I am hoping to compute intraclass correlations to evaluate interrater reliability (IRR) for interviews conduct with participants in a clinical psychology study. Specifically, we want to determine IRR for sums of symptom scores made in interviews with participants (e.g., for determining agreement for rating a total score for depression symptoms).
We will have a relatively large sample of 200 participants, so in this case, which specific research team member interviewed and made initial ratings of participants varied. A second rater will listen to recordings of the interview and will make their own ratings, but who this second interviewer is will vary rather than having the same person listen to all or a subset of recordings.
So, to summarize, we will have two columns of data: One with ratings from the original interviewer (with participants being interviewed by different interviewers) and a second based on ratings from a second researcher (though the specific researcher will vary within the column; not the same person). The specific interviewer varies within each of the two columns then.

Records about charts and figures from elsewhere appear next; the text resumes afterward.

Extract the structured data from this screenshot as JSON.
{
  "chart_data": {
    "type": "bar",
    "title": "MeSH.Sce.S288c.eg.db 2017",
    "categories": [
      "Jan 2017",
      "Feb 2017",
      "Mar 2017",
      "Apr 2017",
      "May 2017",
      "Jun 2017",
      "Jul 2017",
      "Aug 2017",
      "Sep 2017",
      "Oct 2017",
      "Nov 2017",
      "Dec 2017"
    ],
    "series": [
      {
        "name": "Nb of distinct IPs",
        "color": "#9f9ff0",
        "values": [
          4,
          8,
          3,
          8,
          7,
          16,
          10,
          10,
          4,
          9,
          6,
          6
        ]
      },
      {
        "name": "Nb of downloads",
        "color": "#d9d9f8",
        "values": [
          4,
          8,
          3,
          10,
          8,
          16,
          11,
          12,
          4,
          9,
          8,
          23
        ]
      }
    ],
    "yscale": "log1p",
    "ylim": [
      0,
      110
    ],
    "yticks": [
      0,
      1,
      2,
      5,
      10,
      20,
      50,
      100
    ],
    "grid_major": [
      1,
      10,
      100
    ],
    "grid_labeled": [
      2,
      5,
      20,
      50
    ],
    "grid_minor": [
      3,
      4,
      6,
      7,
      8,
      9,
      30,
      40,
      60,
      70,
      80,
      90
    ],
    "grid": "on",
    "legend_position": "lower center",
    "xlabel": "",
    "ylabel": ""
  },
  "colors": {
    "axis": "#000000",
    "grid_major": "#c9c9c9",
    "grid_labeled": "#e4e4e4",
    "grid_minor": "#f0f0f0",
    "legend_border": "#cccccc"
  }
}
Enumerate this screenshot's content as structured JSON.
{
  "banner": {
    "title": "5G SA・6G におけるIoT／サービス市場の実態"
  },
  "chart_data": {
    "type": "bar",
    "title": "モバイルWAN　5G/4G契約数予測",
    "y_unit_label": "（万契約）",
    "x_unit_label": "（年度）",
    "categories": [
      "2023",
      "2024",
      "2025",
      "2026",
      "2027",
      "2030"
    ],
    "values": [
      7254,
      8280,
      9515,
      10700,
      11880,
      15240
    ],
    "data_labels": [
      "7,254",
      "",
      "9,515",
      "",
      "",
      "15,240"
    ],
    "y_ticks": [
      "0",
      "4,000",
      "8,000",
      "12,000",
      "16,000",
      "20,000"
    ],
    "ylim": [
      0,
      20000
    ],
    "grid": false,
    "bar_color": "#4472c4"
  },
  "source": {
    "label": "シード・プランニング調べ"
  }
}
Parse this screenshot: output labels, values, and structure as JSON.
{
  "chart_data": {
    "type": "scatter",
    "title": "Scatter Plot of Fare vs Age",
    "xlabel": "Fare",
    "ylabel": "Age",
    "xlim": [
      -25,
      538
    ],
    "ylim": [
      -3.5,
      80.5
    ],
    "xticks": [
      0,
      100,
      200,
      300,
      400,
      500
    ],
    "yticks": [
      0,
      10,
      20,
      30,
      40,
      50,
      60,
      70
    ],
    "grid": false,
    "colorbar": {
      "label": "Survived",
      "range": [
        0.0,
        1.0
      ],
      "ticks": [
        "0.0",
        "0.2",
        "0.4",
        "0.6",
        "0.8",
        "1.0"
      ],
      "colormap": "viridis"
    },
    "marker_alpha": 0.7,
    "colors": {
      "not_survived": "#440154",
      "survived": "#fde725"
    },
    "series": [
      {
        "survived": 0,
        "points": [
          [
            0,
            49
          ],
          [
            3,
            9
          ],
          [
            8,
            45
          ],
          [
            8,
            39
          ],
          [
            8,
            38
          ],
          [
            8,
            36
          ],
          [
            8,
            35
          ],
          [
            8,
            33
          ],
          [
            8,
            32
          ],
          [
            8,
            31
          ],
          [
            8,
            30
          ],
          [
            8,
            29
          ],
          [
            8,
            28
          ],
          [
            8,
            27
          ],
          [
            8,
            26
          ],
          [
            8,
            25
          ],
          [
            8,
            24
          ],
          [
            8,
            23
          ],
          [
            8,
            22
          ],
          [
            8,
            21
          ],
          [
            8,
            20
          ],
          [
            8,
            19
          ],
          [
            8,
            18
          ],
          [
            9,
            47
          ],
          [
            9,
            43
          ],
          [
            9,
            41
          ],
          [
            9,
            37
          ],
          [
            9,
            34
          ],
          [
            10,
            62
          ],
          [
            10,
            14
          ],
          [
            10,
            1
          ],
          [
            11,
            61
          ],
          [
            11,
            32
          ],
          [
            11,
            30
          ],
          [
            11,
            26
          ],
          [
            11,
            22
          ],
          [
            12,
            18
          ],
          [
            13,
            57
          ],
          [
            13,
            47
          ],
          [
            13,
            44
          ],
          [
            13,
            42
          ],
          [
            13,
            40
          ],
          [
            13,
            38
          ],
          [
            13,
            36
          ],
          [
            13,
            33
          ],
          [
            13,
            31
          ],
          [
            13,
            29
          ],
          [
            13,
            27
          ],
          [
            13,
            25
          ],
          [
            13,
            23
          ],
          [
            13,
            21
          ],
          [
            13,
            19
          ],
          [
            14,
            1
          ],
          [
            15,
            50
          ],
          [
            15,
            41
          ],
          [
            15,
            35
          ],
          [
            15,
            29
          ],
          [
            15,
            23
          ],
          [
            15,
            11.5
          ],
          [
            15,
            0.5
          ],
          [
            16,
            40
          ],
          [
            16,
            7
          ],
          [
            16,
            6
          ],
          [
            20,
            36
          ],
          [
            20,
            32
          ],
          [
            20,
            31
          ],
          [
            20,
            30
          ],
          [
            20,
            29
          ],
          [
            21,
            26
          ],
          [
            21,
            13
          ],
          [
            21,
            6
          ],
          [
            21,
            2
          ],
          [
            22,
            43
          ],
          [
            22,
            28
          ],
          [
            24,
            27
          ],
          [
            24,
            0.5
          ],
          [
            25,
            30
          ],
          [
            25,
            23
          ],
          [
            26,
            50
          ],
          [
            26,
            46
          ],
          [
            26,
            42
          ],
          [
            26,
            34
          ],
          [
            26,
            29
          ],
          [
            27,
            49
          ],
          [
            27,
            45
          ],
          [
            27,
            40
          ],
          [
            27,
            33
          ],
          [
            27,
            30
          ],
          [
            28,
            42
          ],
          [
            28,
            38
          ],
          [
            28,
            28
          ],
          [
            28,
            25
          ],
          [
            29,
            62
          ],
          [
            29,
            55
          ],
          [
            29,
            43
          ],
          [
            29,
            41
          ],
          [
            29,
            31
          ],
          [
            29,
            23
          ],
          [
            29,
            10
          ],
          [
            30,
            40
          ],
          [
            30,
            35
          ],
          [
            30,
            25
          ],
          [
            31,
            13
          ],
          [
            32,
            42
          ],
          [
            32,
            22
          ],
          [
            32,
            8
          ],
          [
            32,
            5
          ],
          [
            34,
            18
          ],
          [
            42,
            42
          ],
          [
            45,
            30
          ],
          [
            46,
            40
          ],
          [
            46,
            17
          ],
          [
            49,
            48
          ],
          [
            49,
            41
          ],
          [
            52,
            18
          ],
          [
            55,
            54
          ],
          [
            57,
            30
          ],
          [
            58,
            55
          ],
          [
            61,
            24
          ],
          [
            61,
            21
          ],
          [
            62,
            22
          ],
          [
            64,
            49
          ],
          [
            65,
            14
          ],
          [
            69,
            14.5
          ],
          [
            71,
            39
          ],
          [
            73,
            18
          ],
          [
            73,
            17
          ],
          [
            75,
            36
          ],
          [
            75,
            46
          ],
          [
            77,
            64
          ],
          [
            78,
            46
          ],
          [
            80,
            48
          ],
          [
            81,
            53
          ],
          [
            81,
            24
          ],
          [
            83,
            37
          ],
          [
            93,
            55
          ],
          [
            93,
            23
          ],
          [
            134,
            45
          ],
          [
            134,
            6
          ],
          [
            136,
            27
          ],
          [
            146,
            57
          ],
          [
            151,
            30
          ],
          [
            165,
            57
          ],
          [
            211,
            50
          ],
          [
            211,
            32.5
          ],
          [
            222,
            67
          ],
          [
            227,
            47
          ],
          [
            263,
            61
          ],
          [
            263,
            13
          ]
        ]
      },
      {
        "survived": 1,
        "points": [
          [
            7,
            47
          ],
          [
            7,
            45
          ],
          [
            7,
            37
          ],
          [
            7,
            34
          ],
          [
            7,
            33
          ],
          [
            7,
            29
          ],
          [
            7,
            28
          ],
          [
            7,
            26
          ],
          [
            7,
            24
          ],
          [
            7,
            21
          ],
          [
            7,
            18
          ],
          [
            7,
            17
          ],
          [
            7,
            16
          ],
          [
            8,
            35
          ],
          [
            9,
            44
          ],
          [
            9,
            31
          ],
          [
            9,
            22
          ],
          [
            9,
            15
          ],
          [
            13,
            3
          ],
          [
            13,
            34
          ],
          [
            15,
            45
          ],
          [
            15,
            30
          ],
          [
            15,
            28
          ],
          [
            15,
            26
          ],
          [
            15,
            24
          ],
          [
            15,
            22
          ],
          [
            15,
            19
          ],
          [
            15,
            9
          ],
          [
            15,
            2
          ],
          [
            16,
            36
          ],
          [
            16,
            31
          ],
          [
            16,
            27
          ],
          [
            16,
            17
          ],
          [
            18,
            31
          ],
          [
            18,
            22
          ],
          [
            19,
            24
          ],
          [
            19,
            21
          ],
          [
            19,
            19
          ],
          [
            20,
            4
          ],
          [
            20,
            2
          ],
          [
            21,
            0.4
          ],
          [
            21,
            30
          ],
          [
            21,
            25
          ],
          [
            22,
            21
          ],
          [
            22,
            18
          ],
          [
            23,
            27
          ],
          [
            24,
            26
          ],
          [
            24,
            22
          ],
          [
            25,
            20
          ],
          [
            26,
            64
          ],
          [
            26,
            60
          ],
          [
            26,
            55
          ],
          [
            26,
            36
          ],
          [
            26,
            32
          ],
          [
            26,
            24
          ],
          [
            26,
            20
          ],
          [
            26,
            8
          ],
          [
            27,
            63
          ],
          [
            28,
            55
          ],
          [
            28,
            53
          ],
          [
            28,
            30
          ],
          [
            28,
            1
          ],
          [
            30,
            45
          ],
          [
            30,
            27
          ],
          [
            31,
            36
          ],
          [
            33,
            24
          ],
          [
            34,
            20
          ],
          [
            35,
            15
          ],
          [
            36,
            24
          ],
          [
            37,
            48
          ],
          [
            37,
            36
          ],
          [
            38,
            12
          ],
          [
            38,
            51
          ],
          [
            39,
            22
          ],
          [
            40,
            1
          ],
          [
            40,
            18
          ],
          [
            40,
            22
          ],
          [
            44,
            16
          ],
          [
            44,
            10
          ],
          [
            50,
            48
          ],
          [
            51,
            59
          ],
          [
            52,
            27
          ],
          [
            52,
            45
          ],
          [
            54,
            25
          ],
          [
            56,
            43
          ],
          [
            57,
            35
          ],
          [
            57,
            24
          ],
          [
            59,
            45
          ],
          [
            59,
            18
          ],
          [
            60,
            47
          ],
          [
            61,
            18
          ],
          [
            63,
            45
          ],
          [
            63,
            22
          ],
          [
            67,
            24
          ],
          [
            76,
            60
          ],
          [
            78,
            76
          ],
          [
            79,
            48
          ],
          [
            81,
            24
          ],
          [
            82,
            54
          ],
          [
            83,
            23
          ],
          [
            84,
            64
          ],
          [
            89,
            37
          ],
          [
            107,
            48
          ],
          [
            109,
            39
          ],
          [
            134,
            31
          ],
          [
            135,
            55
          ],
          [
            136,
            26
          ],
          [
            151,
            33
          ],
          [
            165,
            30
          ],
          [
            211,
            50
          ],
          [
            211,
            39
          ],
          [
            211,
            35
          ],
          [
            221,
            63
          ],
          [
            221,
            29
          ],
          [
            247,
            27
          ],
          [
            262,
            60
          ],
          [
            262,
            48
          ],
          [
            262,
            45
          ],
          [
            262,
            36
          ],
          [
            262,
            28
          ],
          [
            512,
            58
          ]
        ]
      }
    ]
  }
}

I believe that we want to focus on absolute agreement (rather than consistency) and to report mean/average measures agreement rather than single measures agreement. I am unclear though on whether a one-way random or two-way random model is more appropriate (a two-way mixed model doesn't seem to fit based on what I've read). Based on reading Khoo & Li (2016), I believe a two-way random model is more appropriate given that our goal is to determine reliability across clinical raters with training in structured interviewing and clinical topics, but I would like input on this point in particular (whether a one-way random or two-way random approach is more suitable).